Frontier justice
Posted by: laine in Untagged on
Feb 4, 2009
A nook to the left shielded the equipment during blasting. The action occurred further down the tunnel. It was a slow-motion chase after sedentary prey.
The men took turns following the vein with pickaxe and a small jackhammer. They chided each other genially during the shift change but became subdued as work resumed. All eyes strained after the tiniest glimmer, willing the green and red fire to materialize like a fever dream.
"Come on, come on,where is it?" David muttered. "Where's the bloody opal?"
His inquiries echoed unanswered through the cold air. When the shimmering vein of potch and opal finally appeared, his buddy Mark drilled five deep cavities under the vein. Explosive charges would be sunk into each then linked with a single fuse. I abandoned the shaft as Mark tinkered with the detonating caps.
Gathered on the surface we waited. David was unusually quiet.
"No matter how many years I mine," he finally remarked, "the first explosion always makes me jump."
The wind swirled in the powdery dust. Bumph! The ground trembled briefly like a horse shaking off flies. We stared at nothing and counted, relaxing only after the fifth charge detonated.
While the blower removed the poisonous fumes from the mine, we sat on the piles of dross left over from previous blows. We munched sandwiches and snacks, wasting little time in the important business of prospecting.
A fellow with a face wrinkled from years of squinting into wind and sun doddered from a gritty cloud blowing over the plains. He lived in a trailer on an old claim and eked out a living by noodling, sifting the slag for overlooked opal. Half a dozen motley dogs were his only companions.

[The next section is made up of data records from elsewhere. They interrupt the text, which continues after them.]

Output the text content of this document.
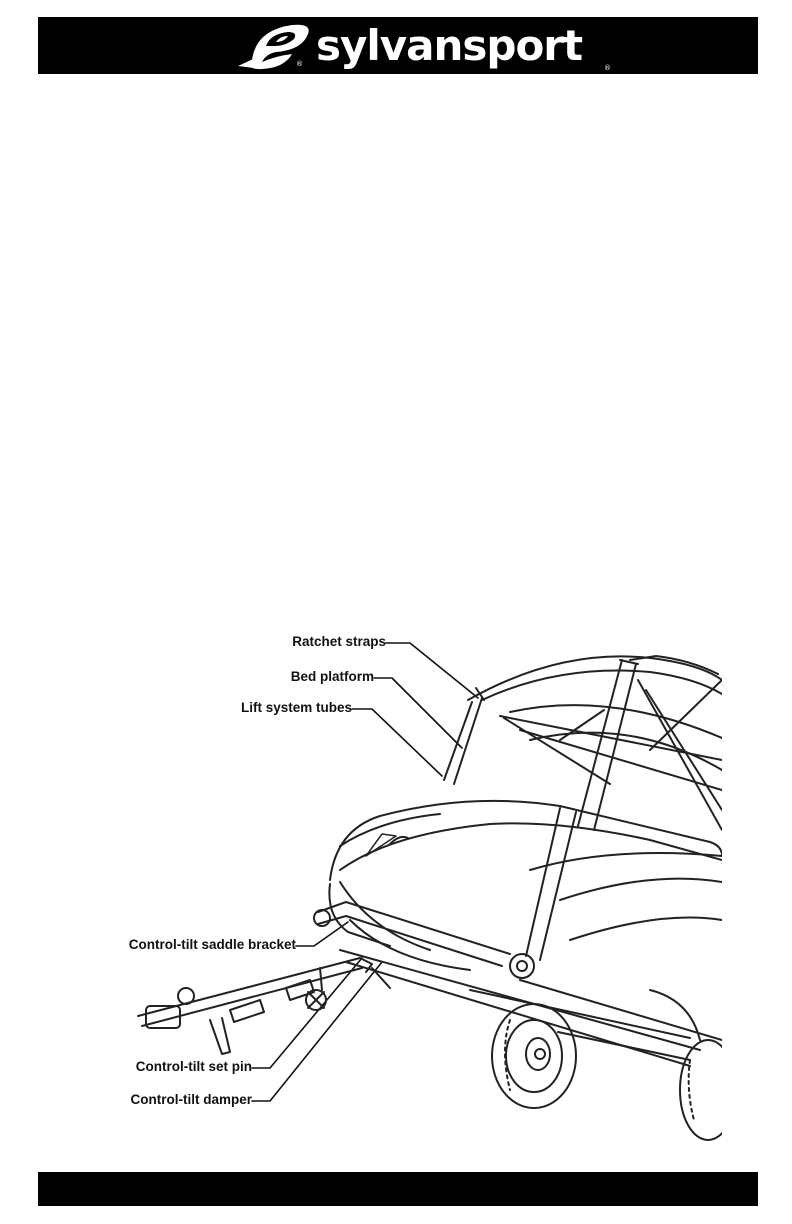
® sylvansport	®
Ratchet straps
Bed platform
Lift system tubes
Control-tilt saddle bracket
Control-tilt set pin
Control-tilt damper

David offered the man packets of tobacco and rolling papers. In return, the old fellow watched for poachers whenever David's group was not there.
Although miners usually abandoned a vein when they drew close to its borders, avarice was as alive under the ground as above. Drilling into someone else's claim could draw fines of $1,000.00 AU per foot but the criminal could always say someone else must have dug after he'd abandoned his mine.
An unwritten miner's law was occasionally enforced. A week before my arrival a blower, a $50,000.00 AU piece of equipment, had mysteriously caught on fire one night. The owner had allegedly been caught poaching a few months before and had evaded traditional law.
Frontier justice was not so easily avoided.